HK textbooks on territorial sovereignty should meet national standards: education association chief

By Chen Qingqing and Bai Yunyi (Global Times) 11:13, March 07, 2024

A cross-border student in Hong Kong had a page depicting a map of China in a Hong Kong-published Chinese history textbook page torn out by mainland customs while crossing the border, local media HK01.com reported on Wednesday. "The map referred to the Diaoyu Islands as 'Diaoyutai' and did not display the 'ten-dash line' in the South China Sea," the media report said.

In response to the incident, Wong Kam-leung, a deputy of the Hong Kong Special Administrative Region (HKSAR) to the National People's Congress who is also the chairman of the Hong Kong Federation of Education Workers (HKFEW), told the Global Times on Wednesday that it shows that Hong Kong still has room for improvement in its textbook approval process.

When it comes to content involving territory or sovereignty, Hong Kong's textbooks should align with the "national standards," he said.

The textbook in question is a Chinese history textbook published by Modern Educational Research Society, titled "Modern and Interesting Chinese History (Volume II)," according to the media report. Starting last week, the same page from this textbook belonging to other students was also removed by customs, the report said.

The removal of this page might be because the map printed on it violates Chinese law, such as referring to "Diaoyu Island" as "Diaoyutai." As of the press time, the publisher did not respond to the incident.

Wong told the Global Times that this incident indicates that more "check work" should be in place regarding content related to territory and sovereignty in Hong Kong's textbook approval process. The Education Bureau of the HKSAR should strengthen communication and establish clearer standards for the use of maps in textbooks.

"Hong Kong's textbooks, when involving important issues such as territorial sovereignty, should align with national standards," he stressed.

For the past two years, Wong said that he has been suggesting that Hong Kong should establish an education system that is compatible with One Country, Two Systems principle.

Textbooks involving the content at the national level in Hong Kong, such as significant issues concerning national history, should promote unified standards to avoid misleading errors and omissions. This is also necessary for Hong Kong to integrate into the country's overall development. In this regard, he also hoped that the country could provide more assistance to Hong Kong.

However, this does not mean that Hong Kong textbooks have to be identical to those on the Chinese mainland. Under the One Country, Two Systems, Hong Kong textbooks can have their unique features, which does not contradict aligning with the national standards on issues such as territorial sovereignty, Wong stressed.

The textbook "Modern and Interesting Chinese History (Volume II)" passed the review in 2020 and was listed in the Education Bureau's applicable book list for the 2023/24 academic year, according to the media report.

Following the incident, the Education Bureau responded that it had immediately contacted the relevant schools to gather relevant information and provide appropriate support. And the bureau said the map published in the textbook contains parts that are "inconsistent" with the map data shown on the 2023 edition of the standard map of China released by the Ministry of Natural Resources.

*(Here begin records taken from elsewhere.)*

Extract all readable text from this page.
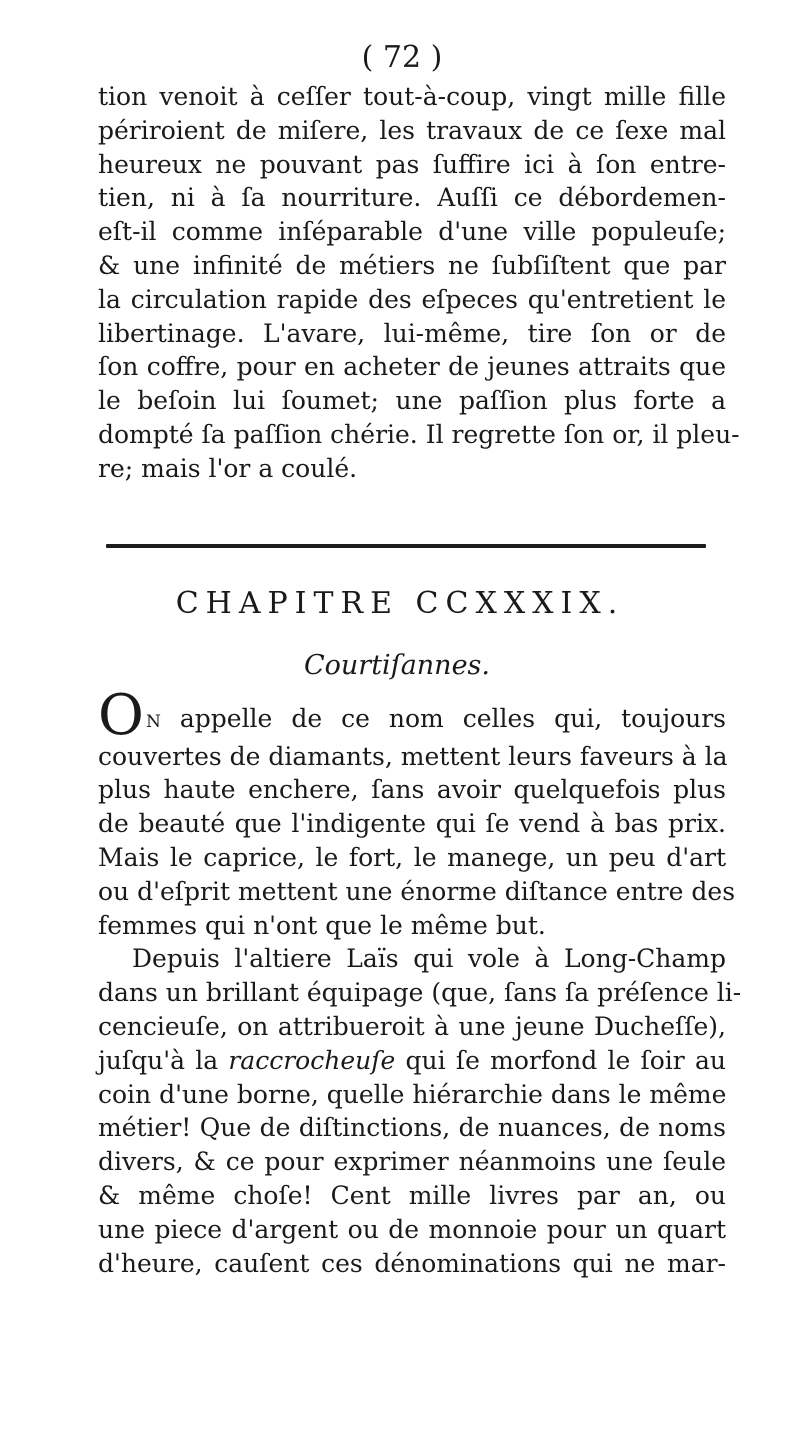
( 72 )
tion venoit à ceſſer tout-à-coup, vingt mille fille
périroient de miſere, les travaux de ce ſexe mal
heureux ne pouvant pas ſuffire ici à ſon entre-
tien, ni à ſa nourriture. Auſſi ce débordemen-
eſt-il comme inſéparable d'une ville populeuſe;
& une infinité de métiers ne ſubſiſtent que par
la circulation rapide des eſpeces qu'entretient le
libertinage. L'avare, lui-même, tire ſon or de
ſon coffre, pour en acheter de jeunes attraits que
le beſoin lui ſoumet; une paſſion plus forte a
dompté ſa paſſion chérie. Il regrette ſon or, il pleu-
re; mais l'or a coulé.
CHAPITRE CCXXXIX.
Courtiſannes.
O N appelle de ce nom celles qui, toujours
couvertes de diamants, mettent leurs faveurs à la
plus haute enchere, ſans avoir quelquefois plus
de beauté que l'indigente qui ſe vend à bas prix.
Mais le caprice, le fort, le manege, un peu d'art
ou d'eſprit mettent une énorme diſtance entre des
femmes qui n'ont que le même but.
Depuis l'altiere Laïs qui vole à Long-Champ
dans un brillant équipage (que, ſans ſa préſence li-
cencieuſe, on attribueroit à une jeune Ducheſſe),
juſqu'à la raccrocheuſe qui ſe morfond le ſoir au
coin d'une borne, quelle hiérarchie dans le même
métier! Que de diſtinctions, de nuances, de noms
divers, & ce pour exprimer néanmoins une ſeule
& même choſe! Cent mille livres par an, ou
une piece d'argent ou de monnoie pour un quart
d'heure, cauſent ces dénominations qui ne mar-
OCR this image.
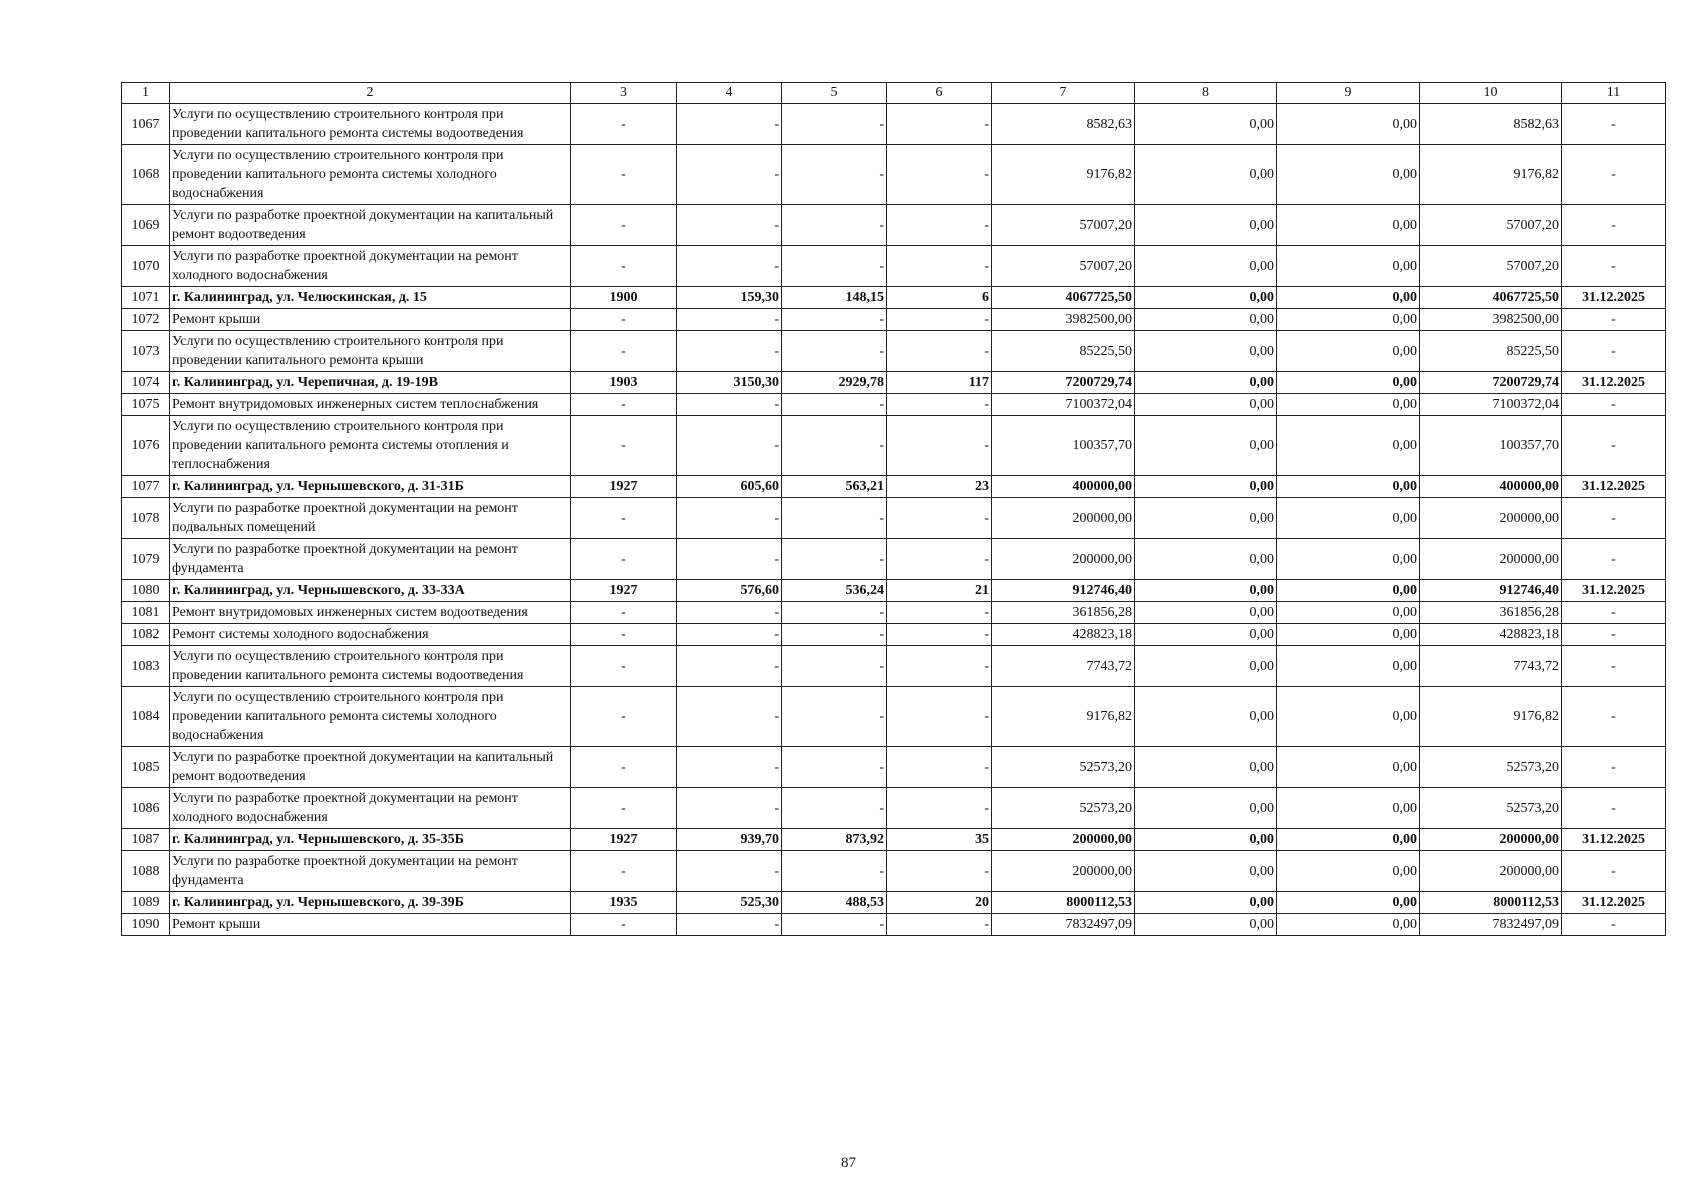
1	2	3	4	5	6	7	8	9	10	11
1067	Услуги по осуществлению строительного контроля при проведении капитального ремонта системы водоотведения	-	-	-	-	8582,63	0,00	0,00	8582,63	-
1068	Услуги по осуществлению строительного контроля при проведении капитального ремонта системы холодного водоснабжения	-	-	-	-	9176,82	0,00	0,00	9176,82	-
1069	Услуги по разработке проектной документации на капитальный ремонт водоотведения	-	-	-	-	57007,20	0,00	0,00	57007,20	-
1070	Услуги по разработке проектной документации на ремонт холодного водоснабжения	-	-	-	-	57007,20	0,00	0,00	57007,20	-
1071	г. Калининград, ул. Челюскинская, д. 15	1900	159,30	148,15	6	4067725,50	0,00	0,00	4067725,50	31.12.2025
1072	Ремонт крыши	-	-	-	-	3982500,00	0,00	0,00	3982500,00	-
1073	Услуги по осуществлению строительного контроля при проведении капитального ремонта крыши	-	-	-	-	85225,50	0,00	0,00	85225,50	-
1074	г. Калининград, ул. Черепичная, д. 19-19В	1903	3150,30	2929,78	117	7200729,74	0,00	0,00	7200729,74	31.12.2025
1075	Ремонт внутридомовых инженерных систем теплоснабжения	-	-	-	-	7100372,04	0,00	0,00	7100372,04	-
1076	Услуги по осуществлению строительного контроля при проведении капитального ремонта системы отопления и теплоснабжения	-	-	-	-	100357,70	0,00	0,00	100357,70	-
1077	г. Калининград, ул. Чернышевского, д. 31-31Б	1927	605,60	563,21	23	400000,00	0,00	0,00	400000,00	31.12.2025
1078	Услуги по разработке проектной документации на ремонт подвальных помещений	-	-	-	-	200000,00	0,00	0,00	200000,00	-
1079	Услуги по разработке проектной документации на ремонт фундамента	-	-	-	-	200000,00	0,00	0,00	200000,00	-
1080	г. Калининград, ул. Чернышевского, д. 33-33А	1927	576,60	536,24	21	912746,40	0,00	0,00	912746,40	31.12.2025
1081	Ремонт внутридомовых инженерных систем водоотведения	-	-	-	-	361856,28	0,00	0,00	361856,28	-
1082	Ремонт системы холодного водоснабжения	-	-	-	-	428823,18	0,00	0,00	428823,18	-
1083	Услуги по осуществлению строительного контроля при проведении капитального ремонта системы водоотведения	-	-	-	-	7743,72	0,00	0,00	7743,72	-
1084	Услуги по осуществлению строительного контроля при проведении капитального ремонта системы холодного водоснабжения	-	-	-	-	9176,82	0,00	0,00	9176,82	-
1085	Услуги по разработке проектной документации на капитальный ремонт водоотведения	-	-	-	-	52573,20	0,00	0,00	52573,20	-
1086	Услуги по разработке проектной документации на ремонт холодного водоснабжения	-	-	-	-	52573,20	0,00	0,00	52573,20	-
1087	г. Калининград, ул. Чернышевского, д. 35-35Б	1927	939,70	873,92	35	200000,00	0,00	0,00	200000,00	31.12.2025
1088	Услуги по разработке проектной документации на ремонт фундамента	-	-	-	-	200000,00	0,00	0,00	200000,00	-
1089	г. Калининград, ул. Чернышевского, д. 39-39Б	1935	525,30	488,53	20	8000112,53	0,00	0,00	8000112,53	31.12.2025
1090	Ремонт крыши	-	-	-	-	7832497,09	0,00	0,00	7832497,09	-
87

Since the textbook was published years ago, the map data did not fully comply with the country's latest requirements for teaching maps, according to the reports.

The bureau said it will promptly notify the publishing house to update the map and will also notify other publishers to review published textbooks. If any outdated map data are found, appropriate follow-up actions must be taken.

The bureau also reiterated that Hong Kong textbooks are subject to a rigorous review mechanism and clear compilation guidelines, explaining how publishers should write textbooks to align with the aims of Hong Kong's school curriculum, providing Hong Kong students with high-quality learning and teaching resources.

Publishers are responsible for promptly correcting or clarifying any errors, outdated information, or areas for improvement in textbooks at any time.